Экзаменатор разнервничался до слез, подбородок у него так и запрыгал:

— Хулиган!

Кажется, больше всего его расстроило то, что Беко не глотал шпаргалки.

Нет, Беко останется здесь. Пойдет в рыбацкую артель. Если с сетью не справится, на сейнере найдет работу, на трубе будет играть, развлекать товарищей. Если молоток, пила, сеть — рабочий инструмент, чем хуже труба? Ну и что же, что я другим инструментом пользоваться не умею, я ведь тоже хочу работать! Если вам труба не нравится так же, как моей маме, дайте мне любое другое дело, сторожем поставьте, на мачту посадите, чтобы я по утрам кукарекал, как петух, всех будил. Не понимаю, чем плоха труба? Не хотите, ладно, буду картошку чистить, помои выносить, все что угодно делать! Я тоже хочу работать, потому что у меня есть младший брат, — так скажет Беко членам бригады.

Потом, когда Дато подрастет, он возьмет и его на сейнер. Но Дато, кажется, увозят в Боржоми? Ничего страшного, Беко тоже поедет, там есть леса, он наймется лесником, будет за древесными вредителями охотиться, как дятел. Неужели он с обязанностями дятла не справится?! Он и сам похож на дятла со своим длинным носом. Полезет на сосну и «как-кук, как-кук», весь день при деле.

Нет, только картошку чистить и дятлом быть не годится, надо еще чем-нибудь заняться. Правда, он на трубе играет, но кому нужная твоя труба, дурак! Дато нужна, Дато любит, когда он играет на трубе. Дети любят звук трубы. Встанет Беко во главе отряда и поведет ребятишек в лес бороться с вредителями. У детей руки ловкие, быстрые, не хуже, чем клюв у дятла, пролезут в дупло и вытянут оттуда жучка-короеда. И вот лес вздыхает облегченно, как человек, у которого из глотки достали рыбью кость. С ними пойдет и Зина, ведь она учительница…

Беко улыбнулся.

Зина выходит на балкон и зовет:

— Дети, идите пить молоко!

Беко вместе со всеми держит обеими руками большую кружку и пьет молоко. Оно проливается ему на грудь, все смеются, и Зина смеется.

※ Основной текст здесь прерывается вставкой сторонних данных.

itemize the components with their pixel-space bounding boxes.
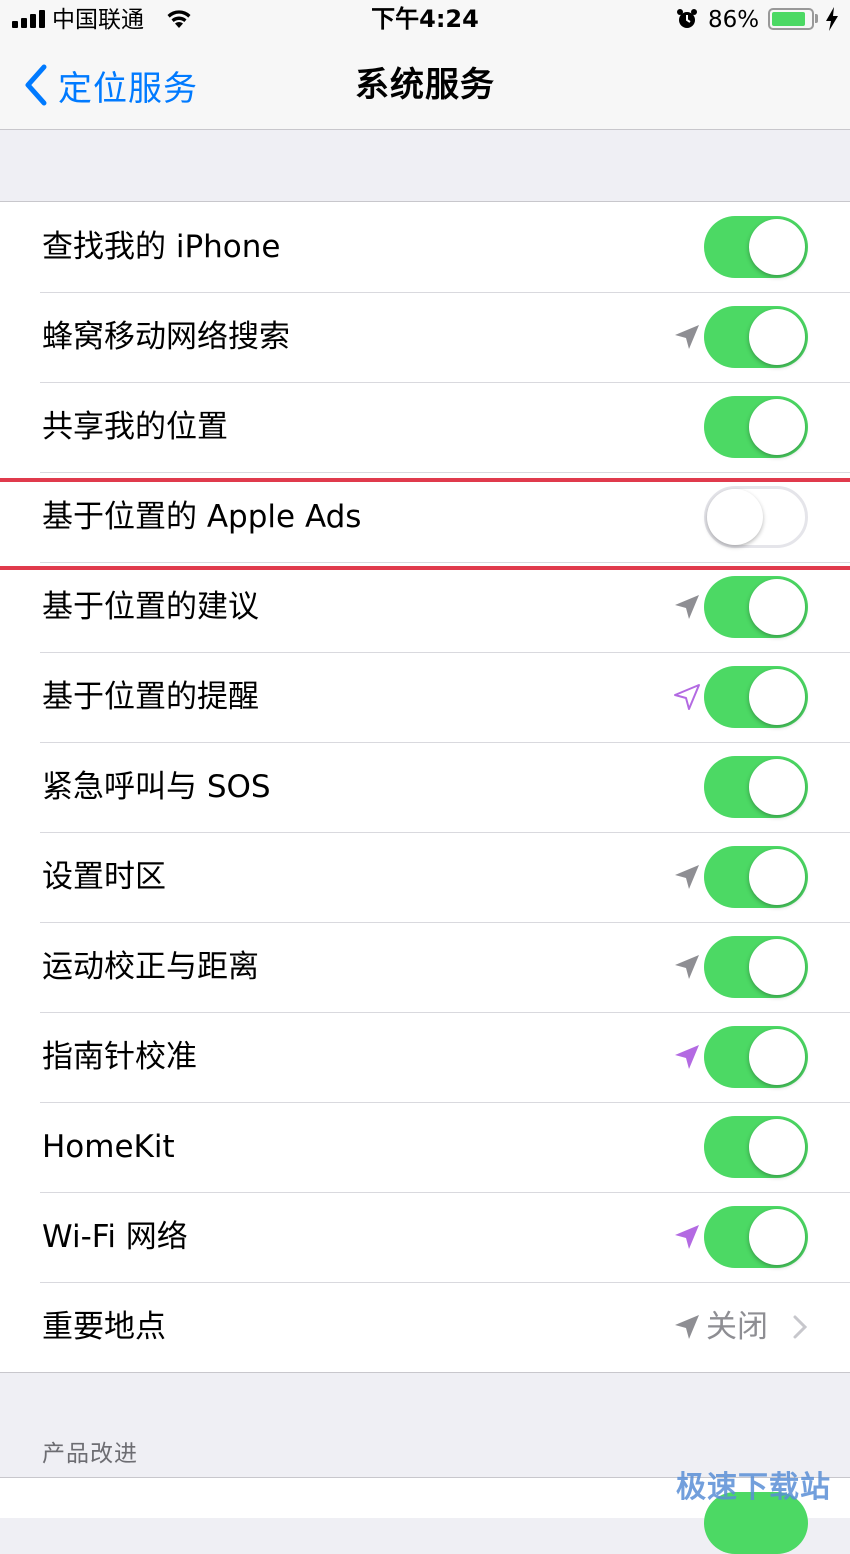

Потом пойдет Беко и затрубит в трубу возле «Родника надежды». Оттуда выбежит множество детей, море детей. Как говорит Ираклий: детей много, а родителей мало, поэтому не у всех детей есть родители. И вот это море разольется по лесу, а Беко будет стоять и играть на трубе…

Такими мыслями был увлечен Беко, когда мимо него прошла группа лилипутов. Лилипуты направились к лодке, увязшей в песке. Засучив брюки, они дружно взялись за лодку, и Беко услышал, как заскрипел под днищем песок. Наверно, лилипуты собрались на рыбалку. Один из них несколько раз взглянул на Беко, потом оставил лодку и подошел к нему. Положил руку ему на плечо и участливо спросил: «Тебе ничего не надо, мальчик?»

Беко очень обрадовался, что с ним заговорили, вскочил на ноги, но снова сел, так как казался чрезвычайно высоким рядом с лилипутом.